Добавить в цитаты Настройки чтения

Страница 89 из 102

«Большой тайфун» проник и в гостиничный комплекс «Дружба». Вскоре появилась и первая дацзыбао, написанная японскими «революционерами». Вслед за ней — вторая, сочиненная четырьмя американцами — «подлинными марксистами-ленинцами», которые высказались за «полную уравниловку» с китайцами. Их голос услышали. «Уравниловка» стала проводиться в жизнь. Работающий здесь персонал отказался «обслуживать» заграничных «друзей», разделился на фракции, между ними началась борьба, в нее включились и иностранцы. Один из них заявил, что «дружба» превратилась во «вражду».

А в это время министр иностранных дел Чэнь И, которому доложили о дацзыбао американцев, собрал «заграничных друзей», провел с ними беседу и высказал сомнение относительно «разумности» уравниловки. Ведь вместо положенных им 600–800–1000 юаней они будут получать лишь 60, то есть среднюю заработную плату китайского рабочего.
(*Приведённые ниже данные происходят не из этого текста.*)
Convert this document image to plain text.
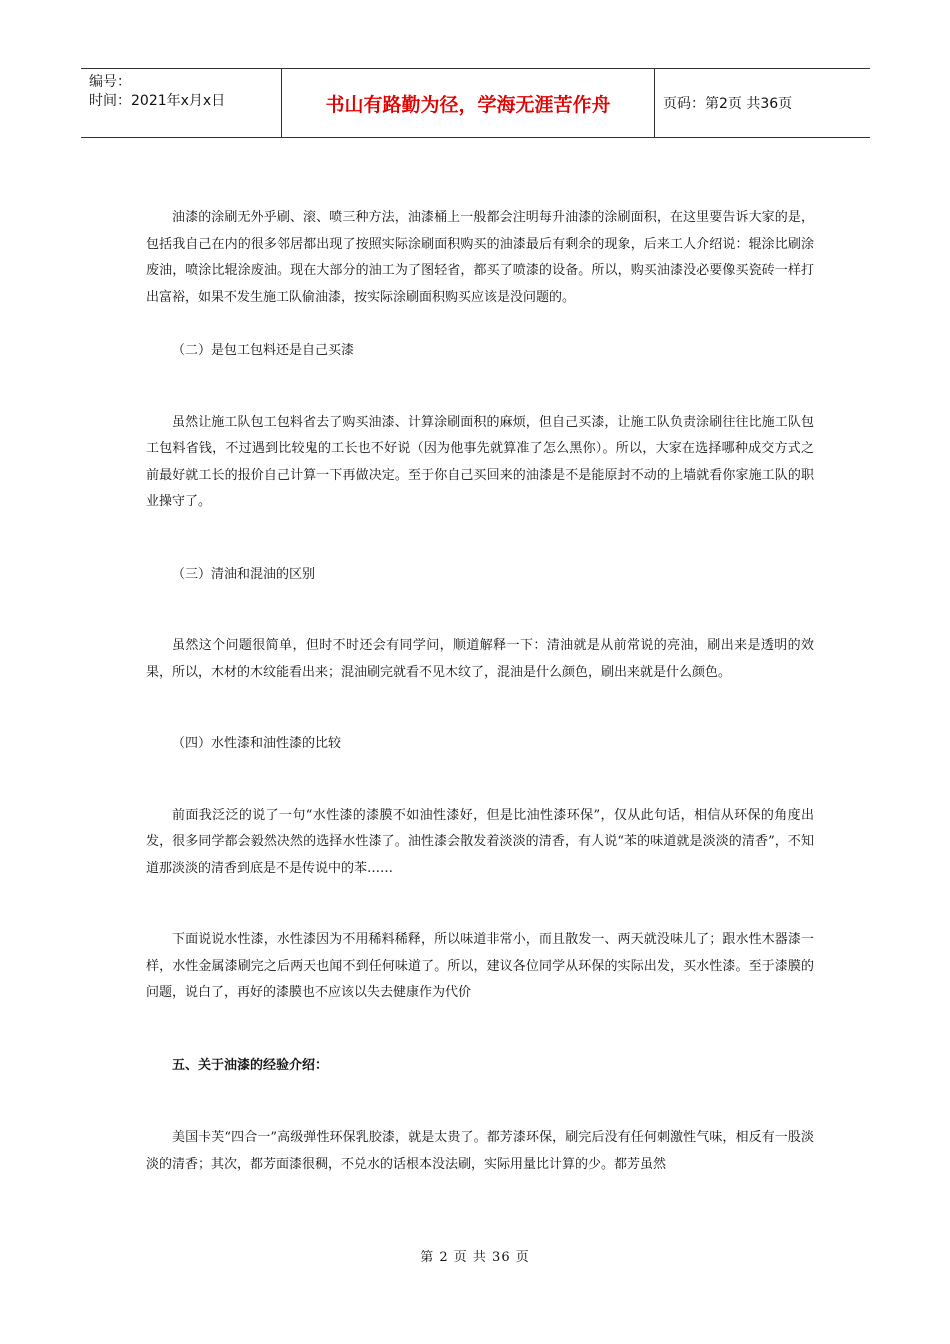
编号：
时间：2021年x月x日	书山有路勤为径，学海无涯苦作舟	页码：第2页 共36页

油漆的涂刷无外乎刷、滚、喷三种方法，油漆桶上一般都会注明每升油漆的涂刷面积，在这里要告诉大家的是，包括我自己在内的很多邻居都出现了按照实际涂刷面积购买的油漆最后有剩余的现象，后来工人介绍说：辊涂比刷涂废油，喷涂比辊涂废油。现在大部分的油工为了图轻省，都买了喷漆的设备。所以，购买油漆没必要像买瓷砖一样打出富裕，如果不发生施工队偷油漆，按实际涂刷面积购买应该是没问题的。

（二）是包工包料还是自己买漆

虽然让施工队包工包料省去了购买油漆、计算涂刷面积的麻烦，但自己买漆，让施工队负责涂刷往往比施工队包工包料省钱，不过遇到比较鬼的工长也不好说（因为他事先就算准了怎么黑你）。所以，大家在选择哪种成交方式之前最好就工长的报价自己计算一下再做决定。至于你自己买回来的油漆是不是能原封不动的上墙就看你家施工队的职业操守了。

（三）清油和混油的区别

虽然这个问题很简单，但时不时还会有同学问，顺道解释一下：清油就是从前常说的亮油，刷出来是透明的效果，所以，木材的木纹能看出来；混油刷完就看不见木纹了，混油是什么颜色，刷出来就是什么颜色。

（四）水性漆和油性漆的比较

前面我泛泛的说了一句“水性漆的漆膜不如油性漆好，但是比油性漆环保”，仅从此句话，相信从环保的角度出发，很多同学都会毅然决然的选择水性漆了。油性漆会散发着淡淡的清香，有人说“苯的味道就是淡淡的清香”，不知道那淡淡的清香到底是不是传说中的苯……

下面说说水性漆，水性漆因为不用稀料稀释，所以味道非常小，而且散发一、两天就没味儿了；跟水性木器漆一样，水性金属漆刷完之后两天也闻不到任何味道了。所以，建议各位同学从环保的实际出发，买水性漆。至于漆膜的问题，说白了，再好的漆膜也不应该以失去健康作为代价

五、关于油漆的经验介绍：

美国卡芙“四合一”高级弹性环保乳胶漆，就是太贵了。都芳漆环保，刷完后没有任何刺激性气味，相反有一股淡淡的清香；其次，都芳面漆很稠，不兑水的话根本没法刷，实际用量比计算的少。都芳虽然

第 2 页 共 36 页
— Впрочем, — заявил Чэнь И, — кто хочет, может попробовать. Если это решение покажется кому-то поспешным, необдуманным, он может отказаться от него. — И добавил: — Жить так, как живем мы, товарищи иностранцы, это значит жить без водопровода, телефона, лифта. У нас трудная жизнь, но мы твердо верим в лучшее будущее…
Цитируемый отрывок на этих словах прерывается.